Kerstin se echó a reír, lo que sorprendió a Karl.

– ¡Oh, Karl, es tan simple! Eres un poco tonto, creo. Anna te ve venir aquí, hacia todo lo que te es familiar, y yo represento todas las cosas que has dejado atrás, en Suecia. Naturalmente, Anna piensa que deseas esas cosas, cuando ve lo alegre y feliz que te pones cuando estás entre nosotros. No advierte que somos todos nosotros los que te hacemos feliz, y no sólo yo. ¿Sabes qué me pidió que hiciera cuando estábamos en tu casa?

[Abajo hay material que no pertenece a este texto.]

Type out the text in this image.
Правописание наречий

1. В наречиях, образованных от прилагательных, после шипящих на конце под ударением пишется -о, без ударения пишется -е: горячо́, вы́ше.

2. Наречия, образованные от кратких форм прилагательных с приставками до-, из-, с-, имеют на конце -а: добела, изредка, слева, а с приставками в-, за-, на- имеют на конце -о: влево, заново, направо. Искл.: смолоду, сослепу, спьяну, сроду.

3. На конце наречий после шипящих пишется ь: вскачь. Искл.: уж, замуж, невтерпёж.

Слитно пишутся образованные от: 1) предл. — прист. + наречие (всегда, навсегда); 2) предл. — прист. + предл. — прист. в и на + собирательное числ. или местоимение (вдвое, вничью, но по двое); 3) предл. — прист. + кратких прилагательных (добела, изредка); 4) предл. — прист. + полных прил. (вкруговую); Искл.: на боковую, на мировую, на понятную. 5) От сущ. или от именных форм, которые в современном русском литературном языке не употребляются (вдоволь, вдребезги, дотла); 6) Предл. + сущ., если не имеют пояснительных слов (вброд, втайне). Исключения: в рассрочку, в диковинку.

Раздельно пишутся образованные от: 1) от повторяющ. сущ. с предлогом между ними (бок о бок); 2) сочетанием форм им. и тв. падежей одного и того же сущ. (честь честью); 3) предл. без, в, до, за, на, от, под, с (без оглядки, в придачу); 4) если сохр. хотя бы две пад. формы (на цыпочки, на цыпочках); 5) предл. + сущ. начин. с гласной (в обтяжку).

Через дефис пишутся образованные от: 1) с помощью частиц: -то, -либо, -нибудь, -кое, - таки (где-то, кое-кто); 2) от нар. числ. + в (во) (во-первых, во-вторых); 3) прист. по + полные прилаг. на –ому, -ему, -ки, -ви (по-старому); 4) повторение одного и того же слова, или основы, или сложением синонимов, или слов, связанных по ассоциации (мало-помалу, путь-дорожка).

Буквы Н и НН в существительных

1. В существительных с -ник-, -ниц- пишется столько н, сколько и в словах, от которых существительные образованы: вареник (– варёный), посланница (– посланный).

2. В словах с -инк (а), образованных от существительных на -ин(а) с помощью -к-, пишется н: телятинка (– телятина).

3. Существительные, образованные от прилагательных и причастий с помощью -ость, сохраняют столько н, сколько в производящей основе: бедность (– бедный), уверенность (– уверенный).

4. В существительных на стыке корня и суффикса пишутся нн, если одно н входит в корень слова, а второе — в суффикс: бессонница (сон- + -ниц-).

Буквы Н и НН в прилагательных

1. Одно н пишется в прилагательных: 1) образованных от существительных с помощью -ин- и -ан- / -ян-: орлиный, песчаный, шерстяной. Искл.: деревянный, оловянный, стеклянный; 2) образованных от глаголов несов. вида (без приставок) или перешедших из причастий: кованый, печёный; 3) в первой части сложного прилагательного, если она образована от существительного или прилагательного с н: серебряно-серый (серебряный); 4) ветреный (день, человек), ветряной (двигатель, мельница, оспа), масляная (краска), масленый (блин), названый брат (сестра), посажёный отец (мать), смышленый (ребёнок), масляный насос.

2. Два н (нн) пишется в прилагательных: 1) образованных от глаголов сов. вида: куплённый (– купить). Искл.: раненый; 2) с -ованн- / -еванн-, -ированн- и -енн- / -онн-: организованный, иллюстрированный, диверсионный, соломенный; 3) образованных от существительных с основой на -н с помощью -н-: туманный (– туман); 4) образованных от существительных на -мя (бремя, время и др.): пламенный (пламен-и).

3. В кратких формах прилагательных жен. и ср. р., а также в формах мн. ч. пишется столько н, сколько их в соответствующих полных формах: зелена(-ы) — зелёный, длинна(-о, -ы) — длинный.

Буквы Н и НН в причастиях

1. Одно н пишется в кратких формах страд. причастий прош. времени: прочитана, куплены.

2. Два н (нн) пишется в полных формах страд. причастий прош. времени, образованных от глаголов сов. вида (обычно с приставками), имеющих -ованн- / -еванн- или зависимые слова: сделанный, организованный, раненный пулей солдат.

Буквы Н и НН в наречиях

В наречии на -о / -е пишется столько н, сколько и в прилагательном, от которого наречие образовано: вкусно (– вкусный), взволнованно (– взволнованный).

– No, pero pienso que quería que le enseñaras a hacer bien el pan.

– ¡Ahí está, Karl! ¡Lo ves! Trata por todos los medios de complacerte pero esas cosas le resultan difíciles. No, no fue eso lo que me pidió. Quería aprender a recogerse el pelo en trenzas.

Karl se volvió hacia Kerstin, realmente sorprendido.

– ¿Trenzas? -repitió-. ¿Mi Anna con trenzas?

– Sí, trenzas, Karl. Ahora, ¿por qué crees que una mujer con un pelo ondulado tan hermoso como el de Anna querría recogérselo en esas trenzas tan horribles?

Karl permaneció silencioso.

– Karl, ¿por qué piensas que salió a juntar frutillas para ti?

Pero él estaba absorto, tratando de imaginarse a Anna con trenzas, lo que no la favorecería para nada.

– No seas tonto -continuó Kerstin-. Anna te quiere mucho. Una chica irlandesa que trata con tanto ahínco de parecer sueca porque piensa que es lo que su hombre desea… Bueno, Karl, ¿no te das cuenta?

– Pero nunca le dije que necesitaba juntar frutillas o usar trenzas para complacerme. Una vez, hace mucho tiempo, llegué a decirle que las trenzas no eran importantes.

– ¿Hace mucho, Karl? ¿Cuánto hace? ¿Antes de que yo viniera?

– Seguro. Pero ¿qué importa eso?

– Lo que importa es que Anna te ve más feliz en nuestro hogar que en el tuyo. Hasta yo lo veo. Tendría que ser al revés.

– Hay cosas que tú no sabes, Kerstin.

– Siempre las habrá, Karl. Siempre las hay. Reconozco a una mujer enamorada cuando la veo, y sé que Anna está luchando por complacerte. Pero también advierto que tú no permites que te complazca, por alguna razón. Es por eso que Anna te acusa de que gustas más de mí que de ella.